I wrote orchids off years ago, thinking they were simply too complicated and that I would never be able to keep one alive. WRONG! OK, I didn't even know this was an orchid when I pulled it out of a dumpster near my place up north. A neighbor saw me rescuing it and as it turned out, she was the one who threw it away in the first place, thinking it had gotten too big. After we had a chat during which she told me that it was an orchid, and I told her she could propagate it by division to maintain the wanted size, she ended up taking it back and dividing it, but she gave me a generous handful of the pseudobulbous stem thingees, which I dumped in a bucket filled with a couple inches of water and put in the back of my mini-van for a few weeks. Poor little neglectlings!
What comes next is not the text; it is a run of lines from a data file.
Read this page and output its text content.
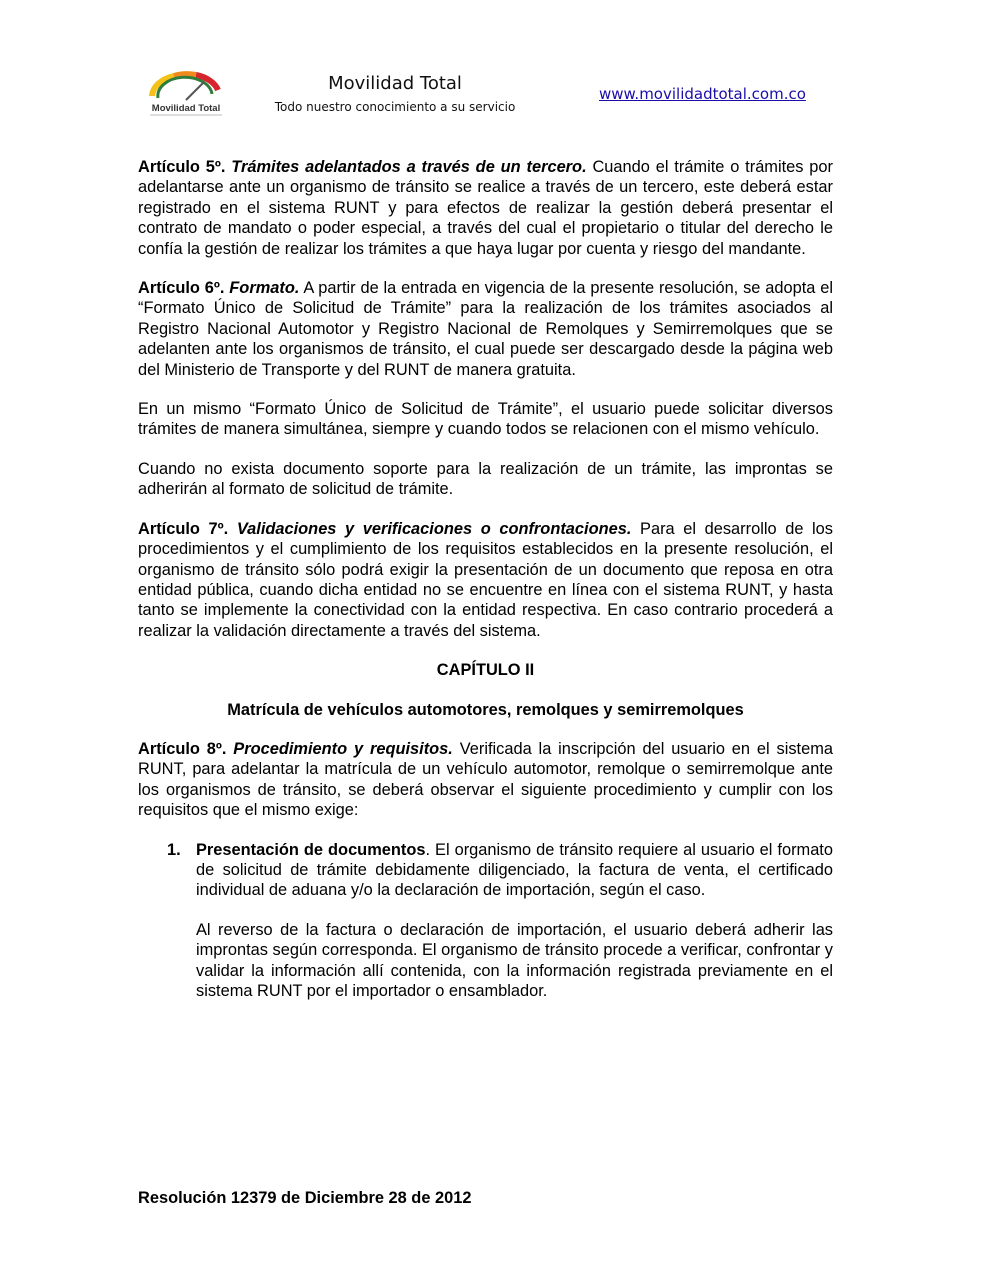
Movilidad Total
Movilidad Total
Todo nuestro conocimiento a su servicio
www.movilidadtotal.com.co

Artículo 5º. Trámites adelantados a través de un tercero. Cuando el trámite o trámites por adelantarse ante un organismo de tránsito se realice a través de un tercero, este deberá estar registrado en el sistema RUNT y para efectos de realizar la gestión deberá presentar el contrato de mandato o poder especial, a través del cual el propietario o titular del derecho le confía la gestión de realizar los trámites a que haya lugar por cuenta y riesgo del mandante.

Artículo 6º. Formato. A partir de la entrada en vigencia de la presente resolución, se adopta el “Formato Único de Solicitud de Trámite” para la realización de los trámites asociados al Registro Nacional Automotor y Registro Nacional de Remolques y Semirremolques que se adelanten ante los organismos de tránsito, el cual puede ser descargado desde la página web del Ministerio de Transporte y del RUNT de manera gratuita.

En un mismo “Formato Único de Solicitud de Trámite”, el usuario puede solicitar diversos trámites de manera simultánea, siempre y cuando todos se relacionen con el mismo vehículo.

Cuando no exista documento soporte para la realización de un trámite, las improntas se adherirán al formato de solicitud de trámite.

Artículo 7º. Validaciones y verificaciones o confrontaciones. Para el desarrollo de los procedimientos y el cumplimiento de los requisitos establecidos en la presente resolución, el organismo de tránsito sólo podrá exigir la presentación de un documento que reposa en otra entidad pública, cuando dicha entidad no se encuentre en línea con el sistema RUNT, y hasta tanto se implemente la conectividad con la entidad respectiva. En caso contrario procederá a realizar la validación directamente a través del sistema.

CAPÍTULO II

Matrícula de vehículos automotores, remolques y semirremolques

Artículo 8º. Procedimiento y requisitos. Verificada la inscripción del usuario en el sistema RUNT, para adelantar la matrícula de un vehículo automotor, remolque o semirremolque ante los organismos de tránsito, se deberá observar el siguiente procedimiento y cumplir con los requisitos que el mismo exige:

1. Presentación de documentos. El organismo de tránsito requiere al usuario el formato de solicitud de trámite debidamente diligenciado, la factura de venta, el certificado individual de aduana y/o la declaración de importación, según el caso.

Al reverso de la factura o declaración de importación, el usuario deberá adherir las improntas según corresponda. El organismo de tránsito procede a verificar, confrontar y validar la información allí contenida, con la información registrada previamente en el sistema RUNT por el importador o ensamblador.

Resolución 12379 de Diciembre 28 de 2012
When I finally got around to taking them out of the car, I washed them off and covered the roots and part of the rhizomes with water in some see-through containers that were bigger around at the base than the top so that the water would not evaporate so fast. Then I went of on a road trip knowing that when I returned they would either be alive or dead. One or the other!
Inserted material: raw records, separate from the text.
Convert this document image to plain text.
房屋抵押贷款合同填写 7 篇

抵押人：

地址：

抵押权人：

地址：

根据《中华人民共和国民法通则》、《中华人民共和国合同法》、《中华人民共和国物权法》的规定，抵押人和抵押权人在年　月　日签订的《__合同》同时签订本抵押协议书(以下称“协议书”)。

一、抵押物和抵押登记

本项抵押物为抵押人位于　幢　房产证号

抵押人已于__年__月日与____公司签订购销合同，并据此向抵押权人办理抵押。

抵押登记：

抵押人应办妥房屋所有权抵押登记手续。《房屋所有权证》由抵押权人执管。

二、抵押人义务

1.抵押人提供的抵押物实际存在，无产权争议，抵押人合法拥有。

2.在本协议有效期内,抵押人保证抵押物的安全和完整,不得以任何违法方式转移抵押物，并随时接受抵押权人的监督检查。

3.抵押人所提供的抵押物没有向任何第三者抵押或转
Two years later, after sporadic topping off with fresh water, they are all still alive, and what a surprise it was for me to see that one of them has a flower.
No, I don't even know what kind of orchid it is, except that due to the fact that it is still alive, growing in water, and flowered, my first thought was that it is probably a lady slipper (subfamily Cypripedioideae with genera Paphiopedilum, Phragmipedium, Cypripedium, Mexipedium and Selenipedium)
I do know that it is terrestrial and sympodial, meaning that it can live on the ground instead of in the air, and it that it stores water in pseudobulbs.